The key designer, Joyce Wong, has created an airy central dining space centred on a custom-built architectural skylight inspired by the building it sits beneath. Radiating from the central core is the bar and five semi-private rooms, all designed and themed to reflect Hong Kong’s turbulent history.
Our favourite theme is the Tangerine Room with its symmetrical, almost metro station-like appearance. The relaxed ambience is created by lines of mounted Chinese paintbrushes, gorgeous low burnt umber lighting and a long narrow design. The large and comfortable coordinated cushioned seats are certainly a plus for a leisurely and long evening dining with friends. It is relaxed, easy on the eye and, like the rest of the restaurant, the service is tremendous.
As Joyce Wong says about the concept and design path, “We imagined its former life as a storage facility for family heirlooms forgotten by wealthy Chinese immigrants, and later as staff quarters for bank employees and guards. We imagined pieces of history left behind organically… The process of design was to unearth these clues layer by layer to expose an authentic narrative, so the final tableau tells a compelling story that’s not overly styled.
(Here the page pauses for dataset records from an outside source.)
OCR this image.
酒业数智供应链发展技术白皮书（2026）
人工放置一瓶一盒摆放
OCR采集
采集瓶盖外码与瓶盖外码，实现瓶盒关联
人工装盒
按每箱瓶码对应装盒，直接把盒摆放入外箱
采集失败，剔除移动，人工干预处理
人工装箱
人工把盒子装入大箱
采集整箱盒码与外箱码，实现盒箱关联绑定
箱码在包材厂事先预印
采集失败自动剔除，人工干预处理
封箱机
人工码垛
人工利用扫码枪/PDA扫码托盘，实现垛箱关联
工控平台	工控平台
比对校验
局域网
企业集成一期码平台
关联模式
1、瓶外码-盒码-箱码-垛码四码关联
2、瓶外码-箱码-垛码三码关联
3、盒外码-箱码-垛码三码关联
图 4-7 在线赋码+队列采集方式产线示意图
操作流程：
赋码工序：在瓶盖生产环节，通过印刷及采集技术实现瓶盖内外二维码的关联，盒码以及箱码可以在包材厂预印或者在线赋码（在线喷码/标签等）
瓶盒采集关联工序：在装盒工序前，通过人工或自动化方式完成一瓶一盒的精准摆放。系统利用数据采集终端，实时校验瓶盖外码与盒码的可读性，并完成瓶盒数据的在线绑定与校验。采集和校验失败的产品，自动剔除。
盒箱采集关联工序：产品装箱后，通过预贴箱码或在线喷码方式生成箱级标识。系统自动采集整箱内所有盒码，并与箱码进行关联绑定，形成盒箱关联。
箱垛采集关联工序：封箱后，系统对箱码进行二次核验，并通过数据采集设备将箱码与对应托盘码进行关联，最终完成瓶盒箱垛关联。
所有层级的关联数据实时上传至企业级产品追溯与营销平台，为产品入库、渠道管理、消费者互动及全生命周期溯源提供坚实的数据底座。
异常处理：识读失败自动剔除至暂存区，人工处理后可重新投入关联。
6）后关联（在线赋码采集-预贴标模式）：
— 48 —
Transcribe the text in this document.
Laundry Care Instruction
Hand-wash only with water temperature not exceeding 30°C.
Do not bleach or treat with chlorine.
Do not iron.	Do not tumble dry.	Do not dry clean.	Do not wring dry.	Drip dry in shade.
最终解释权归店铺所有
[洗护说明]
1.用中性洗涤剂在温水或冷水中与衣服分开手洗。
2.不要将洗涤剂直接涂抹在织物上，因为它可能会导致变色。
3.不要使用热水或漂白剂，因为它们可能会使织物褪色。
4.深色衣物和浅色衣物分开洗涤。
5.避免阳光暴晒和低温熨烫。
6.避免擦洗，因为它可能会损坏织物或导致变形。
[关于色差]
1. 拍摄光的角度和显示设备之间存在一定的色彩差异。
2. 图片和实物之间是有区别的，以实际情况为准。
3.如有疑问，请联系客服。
The objects are clues to the larger political and social history of Hong Kong.”
If you are not sure what Joyce is referring to, then check out those propaganda scripts on the columns. Mott 32 is not just an elegant and stylishly fashionable Chinese restaurant, it is an education.
The pan-Chinese menu is a fusion of Cantonese, Szechuan and Beijing styles, ingredients and techniques. The restaurant boasts an extensive menu created by Executive Chef Mr. Fung, the former head of the two Michelin-starred Dynasty restaurant, along with Malcolm Wood.
Fung, regarded as one of Hong Kong’s most innovative chefs, says about the menu, “I aim to enhance the traditional flavours of Chinese cuisine with new pairings and by using only the finest ingredients.”
The portions are happily generous and the anticipated creativity and fusion experience is certainly there. The signature dishes of any chef of this standing are always going to be popular, and the Kurobuta pork sui mai with succulent quail egg centre, topped off with black truffle, was particularly so. But the impressive duck oven really grabbed our attention.
The custom-made oven and special air-drying duck fridge that accompanies it are central features within the restaurant and turn out delicious traditional Cantonese style and classic Beijing style duck cooked to perfection. If you want to eat this spectacular Beijing dish, please note it needs to be pre-ordered at least 24 hours earlier.
There is also a huge Dim Sum menu from which the Kurobuta Pork, Crab and Caviar looked exceedingly nice – oh and don’t forget that Black Sesame ice cream. Pure joy!
Unsurprisingly Mott 32 boasts an extensive range of new and old world fine wines ensuring a perfect pairing with whatever you might choose to dine on. The range of spirits too, gathered from all around the globe, is quite spectacular. As for cocktails, Mott 32’s mixologists have created an inspired and punchy menu featuring many traditional Chinese ingredients not usually associated with traditional cocktails. Ingredients such as osmanthus honey, jasmine tea, Szechuan pepper, five spices and goji berries are typical of the innovative approach.
The newly opened Mott 32 is currently, without doubt, one of the spots to be seen eating at in Hong Kong and is open for lunch and dinner, seven days a week.